Recensione Lo stato dell’Unione, di Tullio Avoledo

Come sempre quando vado a trovare i miei mi fermo – prima di ripartire – a guardare la libreria in camera mia. Che se a Milano avessi lo spazio, non potrei evitare di portarmi via tutti i miei libri, e riunirli in un’unica soluzione.

Non posso, ed è un peccato: un po’ perchè – inevitabilmente – finisco per passare ore in libreria a domandarmi “Questo ce l’ho o me lo avevano prestato? Vuoi vedere che mi è rimasto a Monfalcone?”. E un po’ perchè i libri invecchiano, ingialliscono, si intristiscono un po’.

Natale però è sempre un buon momento per sfidare la legge di non compenetrabilità dei corpi ed utilizzare gli spazi lasciati a disposizione in valigia dai regali portati ai parenti.

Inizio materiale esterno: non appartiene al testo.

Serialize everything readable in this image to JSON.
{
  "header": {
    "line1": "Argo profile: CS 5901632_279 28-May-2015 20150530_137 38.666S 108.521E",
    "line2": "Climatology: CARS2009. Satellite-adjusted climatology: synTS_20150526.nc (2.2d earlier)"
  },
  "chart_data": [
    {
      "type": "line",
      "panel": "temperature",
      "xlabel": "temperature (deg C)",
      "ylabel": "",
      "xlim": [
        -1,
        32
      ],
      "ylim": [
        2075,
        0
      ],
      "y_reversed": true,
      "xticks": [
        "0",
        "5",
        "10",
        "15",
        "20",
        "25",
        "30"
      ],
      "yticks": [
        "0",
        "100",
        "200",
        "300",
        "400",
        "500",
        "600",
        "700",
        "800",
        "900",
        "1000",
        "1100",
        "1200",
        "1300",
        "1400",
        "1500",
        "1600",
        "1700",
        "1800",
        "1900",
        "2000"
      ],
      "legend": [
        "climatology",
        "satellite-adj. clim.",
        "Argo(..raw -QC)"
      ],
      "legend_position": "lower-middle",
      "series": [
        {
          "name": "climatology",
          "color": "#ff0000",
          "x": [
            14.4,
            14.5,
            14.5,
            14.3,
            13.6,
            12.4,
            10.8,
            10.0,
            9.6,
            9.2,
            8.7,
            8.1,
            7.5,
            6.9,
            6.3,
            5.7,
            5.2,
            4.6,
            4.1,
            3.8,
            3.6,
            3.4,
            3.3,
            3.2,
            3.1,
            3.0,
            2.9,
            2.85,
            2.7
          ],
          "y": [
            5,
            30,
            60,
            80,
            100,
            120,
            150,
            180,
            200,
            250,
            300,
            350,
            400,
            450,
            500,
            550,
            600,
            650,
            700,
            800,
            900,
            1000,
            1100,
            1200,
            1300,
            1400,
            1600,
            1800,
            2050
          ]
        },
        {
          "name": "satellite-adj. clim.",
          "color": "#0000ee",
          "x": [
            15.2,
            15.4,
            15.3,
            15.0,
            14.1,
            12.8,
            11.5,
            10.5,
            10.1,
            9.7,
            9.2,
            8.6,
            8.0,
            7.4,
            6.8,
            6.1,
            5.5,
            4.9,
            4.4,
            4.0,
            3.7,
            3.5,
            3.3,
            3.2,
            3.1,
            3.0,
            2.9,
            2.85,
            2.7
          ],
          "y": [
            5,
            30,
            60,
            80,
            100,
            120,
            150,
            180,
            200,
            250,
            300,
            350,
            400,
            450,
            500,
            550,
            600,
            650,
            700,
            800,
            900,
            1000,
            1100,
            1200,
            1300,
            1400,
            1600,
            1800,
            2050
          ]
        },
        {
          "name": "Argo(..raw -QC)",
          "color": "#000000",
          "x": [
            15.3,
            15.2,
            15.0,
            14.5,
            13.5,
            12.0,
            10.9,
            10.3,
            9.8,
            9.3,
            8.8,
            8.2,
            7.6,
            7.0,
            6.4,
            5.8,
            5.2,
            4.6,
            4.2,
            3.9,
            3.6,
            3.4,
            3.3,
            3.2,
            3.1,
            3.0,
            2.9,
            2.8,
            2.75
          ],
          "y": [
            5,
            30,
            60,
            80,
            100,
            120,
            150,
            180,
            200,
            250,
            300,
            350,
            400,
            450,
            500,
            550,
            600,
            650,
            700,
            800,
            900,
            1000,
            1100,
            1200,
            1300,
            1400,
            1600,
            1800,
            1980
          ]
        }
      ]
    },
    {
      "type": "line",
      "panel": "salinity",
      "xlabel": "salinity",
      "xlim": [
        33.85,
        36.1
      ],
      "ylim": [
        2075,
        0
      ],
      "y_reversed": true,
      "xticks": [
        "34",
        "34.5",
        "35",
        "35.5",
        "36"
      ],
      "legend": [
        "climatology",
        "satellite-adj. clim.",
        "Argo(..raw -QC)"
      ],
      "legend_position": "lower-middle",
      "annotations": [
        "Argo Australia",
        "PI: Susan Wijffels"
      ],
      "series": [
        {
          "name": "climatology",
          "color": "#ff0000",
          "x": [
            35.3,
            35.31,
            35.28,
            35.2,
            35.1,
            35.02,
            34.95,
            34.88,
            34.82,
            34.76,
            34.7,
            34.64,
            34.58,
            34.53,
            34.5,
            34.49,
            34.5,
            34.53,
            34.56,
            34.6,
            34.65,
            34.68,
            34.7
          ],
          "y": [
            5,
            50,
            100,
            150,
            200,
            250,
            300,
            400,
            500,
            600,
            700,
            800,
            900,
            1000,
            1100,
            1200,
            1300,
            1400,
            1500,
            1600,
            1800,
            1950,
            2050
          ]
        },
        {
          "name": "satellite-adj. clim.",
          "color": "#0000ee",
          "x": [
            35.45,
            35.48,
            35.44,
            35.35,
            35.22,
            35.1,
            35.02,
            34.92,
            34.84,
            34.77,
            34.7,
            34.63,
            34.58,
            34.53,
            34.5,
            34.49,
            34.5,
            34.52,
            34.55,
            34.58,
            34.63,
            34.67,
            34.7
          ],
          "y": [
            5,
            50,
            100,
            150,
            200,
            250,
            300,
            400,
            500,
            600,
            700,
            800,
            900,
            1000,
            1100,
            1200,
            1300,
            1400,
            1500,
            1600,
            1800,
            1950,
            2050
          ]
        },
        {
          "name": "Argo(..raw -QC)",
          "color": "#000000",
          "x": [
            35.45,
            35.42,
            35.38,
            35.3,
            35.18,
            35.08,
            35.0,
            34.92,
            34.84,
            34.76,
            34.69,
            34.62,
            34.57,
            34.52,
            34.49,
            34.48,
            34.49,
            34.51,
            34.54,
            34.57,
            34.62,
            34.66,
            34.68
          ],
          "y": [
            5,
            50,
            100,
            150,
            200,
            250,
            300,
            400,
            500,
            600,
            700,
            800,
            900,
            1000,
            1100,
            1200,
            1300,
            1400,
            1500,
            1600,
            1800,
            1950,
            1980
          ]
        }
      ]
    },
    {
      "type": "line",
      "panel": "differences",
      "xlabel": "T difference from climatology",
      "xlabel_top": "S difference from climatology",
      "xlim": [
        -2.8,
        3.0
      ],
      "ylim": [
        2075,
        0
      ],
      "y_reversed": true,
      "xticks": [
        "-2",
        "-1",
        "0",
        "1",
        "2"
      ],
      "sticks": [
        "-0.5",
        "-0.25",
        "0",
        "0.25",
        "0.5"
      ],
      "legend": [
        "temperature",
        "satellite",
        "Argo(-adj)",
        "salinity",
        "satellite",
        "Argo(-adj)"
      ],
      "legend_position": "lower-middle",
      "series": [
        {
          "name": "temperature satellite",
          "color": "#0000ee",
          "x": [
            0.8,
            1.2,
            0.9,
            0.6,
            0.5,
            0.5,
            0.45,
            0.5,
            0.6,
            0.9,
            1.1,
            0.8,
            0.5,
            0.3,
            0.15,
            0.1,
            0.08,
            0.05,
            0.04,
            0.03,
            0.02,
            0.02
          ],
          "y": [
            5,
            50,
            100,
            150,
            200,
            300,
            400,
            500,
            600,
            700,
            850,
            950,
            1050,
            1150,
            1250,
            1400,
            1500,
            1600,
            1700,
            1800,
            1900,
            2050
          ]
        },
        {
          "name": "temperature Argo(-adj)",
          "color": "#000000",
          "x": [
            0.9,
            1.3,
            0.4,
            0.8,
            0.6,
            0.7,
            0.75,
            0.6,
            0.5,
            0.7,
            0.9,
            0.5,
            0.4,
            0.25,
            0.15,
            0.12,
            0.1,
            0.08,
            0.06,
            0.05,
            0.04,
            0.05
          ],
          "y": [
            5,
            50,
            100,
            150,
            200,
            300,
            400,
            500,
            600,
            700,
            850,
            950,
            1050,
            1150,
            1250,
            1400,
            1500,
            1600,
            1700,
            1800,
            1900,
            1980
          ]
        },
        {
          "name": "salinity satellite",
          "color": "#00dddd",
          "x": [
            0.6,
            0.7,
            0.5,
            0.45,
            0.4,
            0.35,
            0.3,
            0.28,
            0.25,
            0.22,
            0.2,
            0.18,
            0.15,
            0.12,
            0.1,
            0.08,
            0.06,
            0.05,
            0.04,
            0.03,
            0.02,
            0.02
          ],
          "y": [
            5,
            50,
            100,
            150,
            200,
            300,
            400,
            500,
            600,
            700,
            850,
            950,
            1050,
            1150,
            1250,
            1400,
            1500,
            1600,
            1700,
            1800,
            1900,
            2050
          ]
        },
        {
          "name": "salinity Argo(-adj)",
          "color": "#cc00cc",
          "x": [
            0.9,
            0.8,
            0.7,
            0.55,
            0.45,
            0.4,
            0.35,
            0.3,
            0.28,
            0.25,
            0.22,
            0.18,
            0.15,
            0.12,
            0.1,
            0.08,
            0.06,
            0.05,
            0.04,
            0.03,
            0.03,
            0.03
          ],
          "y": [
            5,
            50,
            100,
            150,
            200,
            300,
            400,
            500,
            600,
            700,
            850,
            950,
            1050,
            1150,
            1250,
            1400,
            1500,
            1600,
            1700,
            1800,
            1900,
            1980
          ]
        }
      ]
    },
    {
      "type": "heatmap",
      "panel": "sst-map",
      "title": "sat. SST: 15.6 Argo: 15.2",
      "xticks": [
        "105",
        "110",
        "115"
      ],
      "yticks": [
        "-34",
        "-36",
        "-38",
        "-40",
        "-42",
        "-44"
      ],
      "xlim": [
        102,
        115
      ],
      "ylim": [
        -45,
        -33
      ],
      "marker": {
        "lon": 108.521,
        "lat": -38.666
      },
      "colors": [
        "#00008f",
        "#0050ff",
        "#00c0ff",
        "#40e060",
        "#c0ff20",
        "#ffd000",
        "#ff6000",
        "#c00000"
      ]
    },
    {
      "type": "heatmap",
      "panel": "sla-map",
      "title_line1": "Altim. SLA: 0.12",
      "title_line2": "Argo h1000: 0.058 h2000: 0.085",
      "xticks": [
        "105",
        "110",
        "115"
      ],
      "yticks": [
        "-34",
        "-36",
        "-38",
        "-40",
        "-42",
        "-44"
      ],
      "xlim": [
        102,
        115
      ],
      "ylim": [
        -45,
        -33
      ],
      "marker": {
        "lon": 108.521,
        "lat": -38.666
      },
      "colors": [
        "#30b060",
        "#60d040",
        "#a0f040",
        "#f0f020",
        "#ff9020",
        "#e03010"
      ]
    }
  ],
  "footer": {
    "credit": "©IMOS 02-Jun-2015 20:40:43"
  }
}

Quest’anno, oltre ad aver notato che mi toccherà dotarmi di una nuova copia de “Il pendolo di Foucalt” – che l’originale si è disfatto fra sottolineature e riletture mensili – ho pensato di riunire a Milano tutti gli Avoledo, trascinando in Lombardia “Lo stato dell’Unione”.

Ci sono almeno due cose che mi convincono nei romanzi di Avoledo, e la prima è lo stile, direi unico, di scrittura: mi piacciono gli autori di cui posso riconoscere la mano anche senza sbirciare il nome in copertina, e lo scrittore friulano è sicuramente fra questi. Azzardando un parallelo che gli farebbe sicuramente piacere, in questo lo assimilerei a Kurt Vonnegut e a pochi altri, e devo confessare di non essere mai mai mai rimasto deluso da uno dei suoi romanzi.

Aggiungerei, ed è la seconda medaglia che gli appunto idealmente sul petto, che Avoledo riesce a muoversi agilmente nel sottile confine fra la scrittura “di genere” – alcune tematiche comuni sono affrontate costantemente nei suoi romanzi – e la capacità di non proporre libri sempre identici ai precedenti: anche in “Lo stato dell’unione” assistiamo allo svolgersi di una trama godibilissima, imbevuta di fantascienza e fantapolitica, osservata con lo sguardo umanissimo del protagonista (un pubblicitario in quasi-disgrazia costretto ad accettare l’organizzazione di una campagna per L’Identità Celtica della Regione…) ed arricchita da una side-story altrettanto intrigante, protagonista l’ex astronauta Neil.

E per concludere, un’altra caratteristica costante nella poetica letteraria di Avoledo e naturalmente presente anche ne “Lo stato dell’unione” è la musica: sono romanzi infarciti di citazioni blues e jazz che costringono chi – come me – è piuttosto a digiuno del genere a vorticose ricerche su Youtube, devo ammettere ricche di soddisfazione.

Alla musica, dunque, dedichiamo una citazione da “Lo stato dell’Unione”:

“Adesso ascolti Eleni Karaindrou” fa, scimmiottando un accento blasé sul nome dell’artista. “Sai cos’è un indice della nostra decadenza? Lo vuoi sapere? E’ tu che ascolti Eleni Kacatù, ascolti Brad Merdau … musica svigorita, intellettuale, fatta per l’ozio. Musica del cazzo che passa dall’orecchio al cervello, senza passare per lo stomaco. Senza passare per il fegato. Per i coglioni. Mentre tutto intorno a noi c’è un mondo che si sveglia al ritmo di una musica energica e vitale. Un mondo che ha trombe e tamburi nella colonna sonora. Che rende lode in musica ai vecchi dei combattivi e sanguinari. Hai mai sentito certe musiche slave? Musiche contadine, energiche, vitali. Quando le hai sentite, capisci da dove saltano fuori la violenza. I Kalashnikov. La pulizia etnica. E la musica africana?”